Draft Resolusi berisi tentang upaya menegaskan kembali posisi, prinsip dan komitmen OKI terhadap Palestina dan Al-Quds Al-Sharif. Resolusi ini diharapkan sejalan dengan kehendak rakyat Palestina. Sementara Deklarasi Jakarta berisi tentang inisiatif Indonesia yang memuat rencana aksi konkret para pemimpin OKI untuk penyelesaian isu Palestina dan Al-Quds Al-Sharif.

  • Ekonomi

Perdagangan bilateral Indonesia-Palestina belum menunjukkan volume yang besar. Minimnya volume perdagangan kedua negara tidak terlepas dari kondisi dalam negeri Palestina yang terus dilanda konfl ik serta kebijakan pembatasan pergerakan manusia dan arus barang ke/dari Palestina oleh pemerintahan israel.

  • Sosial Budaya

Indonesia dan Palestina memiliki kerja sama bilateral di bidang pendidikan, yang telah menghasilkan peningkatan jumlah WN Palestina serta WN Yordania keturunan Palestina yang menempuh studi di perguruan-perguruan tinggi di Indonesia, baik melalui beasiswa maupun pembiayaan pribadi. Kementerian Luar Negeri Indonesia dan Palestina juga memiliki kerja sama di bidang pendidikan yang tertuang dalam MoU tentang kerja sama pendidikan dan pelatihan dalam hubungan diplomatik. MoU tersebut ditandatangani di Jakarta pada tanggal 22 Oktober 2007. Salah satu bentuk kerjasamanya adalah pelatihan bagi pada diplomat Palestina di Indonesia yang difasilitasi oleh Pusat Pendidikan dan Pelatihan Kemlu RI.

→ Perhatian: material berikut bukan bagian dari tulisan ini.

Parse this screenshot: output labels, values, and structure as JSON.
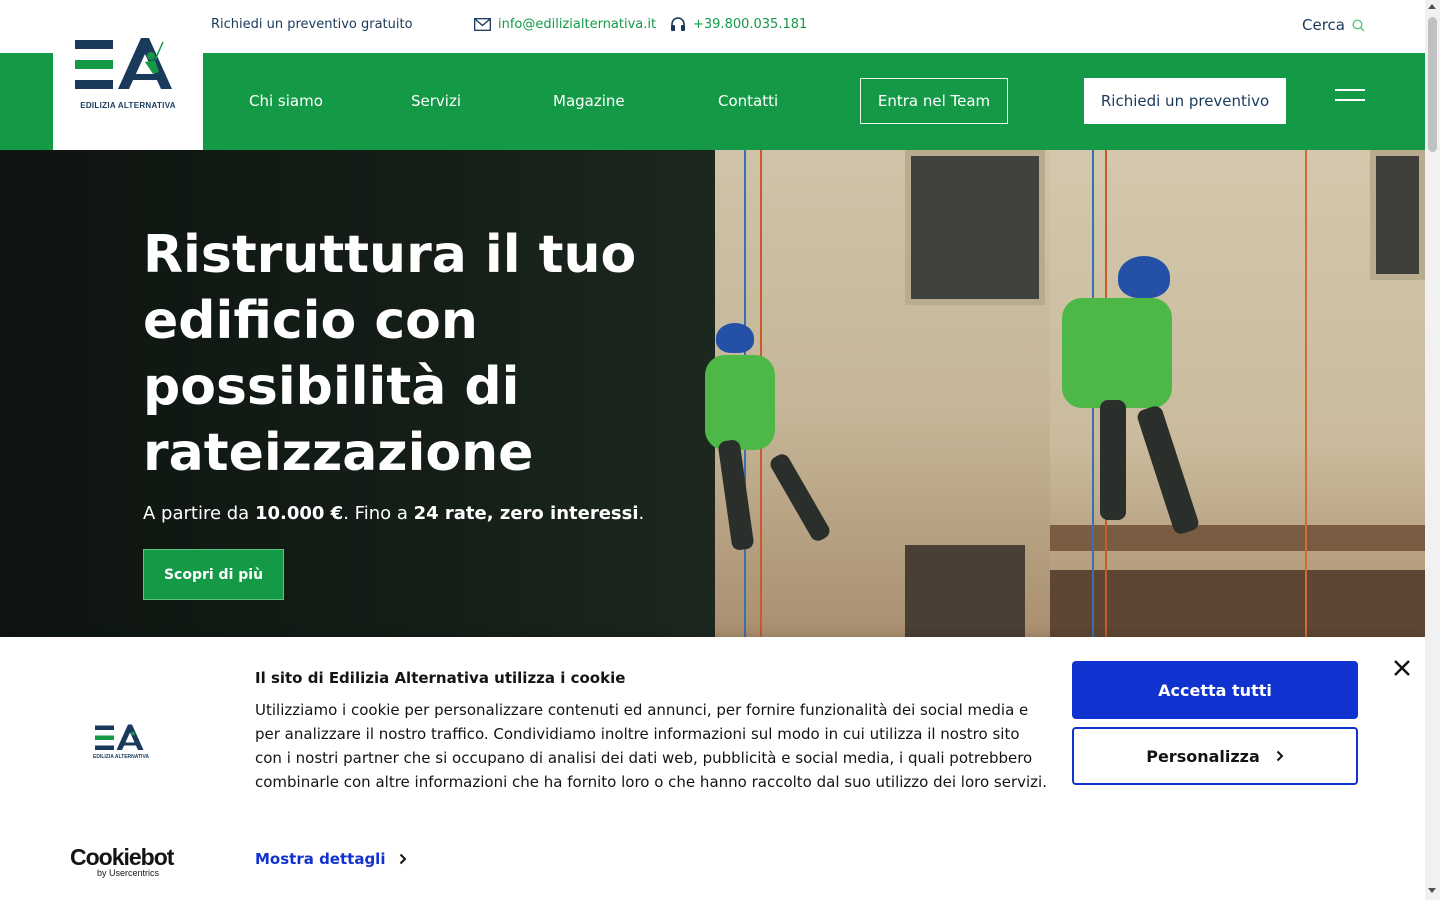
{
  "topbar": {
    "quote_link": "Richiedi un preventivo gratuito",
    "email": "info@edilizialternativa.it",
    "phone": "+39.800.035.181",
    "search_label": "Cerca"
  },
  "logo": {
    "text": "EDILIZIA ALTERNATIVA"
  },
  "nav": {
    "items": [
      {
        "label": "Chi siamo"
      },
      {
        "label": "Servizi"
      },
      {
        "label": "Magazine"
      },
      {
        "label": "Contatti"
      }
    ],
    "team_button": "Entra nel Team",
    "quote_button": "Richiedi un preventivo"
  },
  "hero": {
    "title": "Ristruttura il tuo edificio con possibilità di rateizzazione",
    "subtitle_prefix": "A partire da ",
    "subtitle_amount": "10.000 €",
    "subtitle_mid": ". Fino a ",
    "subtitle_rates": "24 rate, zero interessi",
    "subtitle_end": ".",
    "cta": "Scopri di più"
  },
  "cookie": {
    "title": "Il sito di Edilizia Alternativa utilizza i cookie",
    "body": "Utilizziamo i cookie per personalizzare contenuti ed annunci, per fornire funzionalità dei social media e per analizzare il nostro traffico. Condividiamo inoltre informazioni sul modo in cui utilizza il nostro sito con i nostri partner che si occupano di analisi dei dati web, pubblicità e social media, i quali potrebbero combinarle con altre informazioni che ha fornito loro o che hanno raccolto dal suo utilizzo dei loro servizi.",
    "details_link": "Mostra dettagli",
    "accept_button": "Accetta tutti",
    "customize_button": "Personalizza",
    "brand_name": "Cookiebot",
    "brand_by": "by Usercentrics",
    "logo_text": "EDILIZIA ALTERNATIVA"
  },
  "colors": {
    "brand_green": "#149a47",
    "brand_navy": "#1a3a5c",
    "cookie_blue": "#1032cf"
  }
}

Melalui upaya bersama KBRI Amman dan ikatan alumni Palestina yang pernah belajar di Indonesia, telah dibentuk Palestinian-Indonesian Friendship Association (PIFA) yang telah mendapat pengesahan dari Kemendagri Palestina pada tanggal 1 Oktober 2013. PIFA telah berperan dalam mempererat hubungan P-to-P kedua bangsa, termasuk mediasi hubungan sosial-budaya, seperti dalam hal penyaluran beasiswa Indonesia kepada pelajar Palestina serta kegiatan seni-budaya lainnya.

Di bidang pariwisata, pada saat kunjungan PM Palestina ke Indonesia di tahun 2014, telah ditandatangani MoU di bidang pariwisata. Salah satu bentuk implementasi MoU tersebut adalah penyelenggaraan pameran, konferensi, lokakarya, dan seminar untuk mendorong kunjungan wisatawan dari kedua negara. Industri wisata adalah salah satu pemasukan penting bagi Palestina, mengingat keterbatasan sumber daya yang dimilikinya. Indonesia dan Palestina memiliki kerja sama kota kembar, yaitu antara ibukota negara, Jakarta dan Al-Quds Al-Shareef. MoU tersebut ditandatangani pada tanggal 22 Oktober 2007 yang meliputi kerja sama antara lain di bidang pengendalian bencana dan krisis, pendidikan dan pelatihan, sosial dan budaya.

  • Konsul Kehormatan RI di Ramallah

Pada tanggal 13 Maret 2016, Menlu RI telah melantik Konsul Kehormatan (Konhor) RI di Ramallah, Ibu Maha Abou Susheh. Pelantikan tersebut dilaksanakan di KBRI Amman, dan dihadiri oleh Menlu Palestina, H.E. Riyad Malki, para Dubes asing di Yordania, pejabat Pemerintah, dan para undangan lainnya. Saat ini di mana pandemi Covid 19 sedang melanda Indonesia, namun hubungan kedua negara tetap erat. Perwujudan hubungan erat tersebut nampak dari bantuan Indonesia ke para pengungsi Palestina.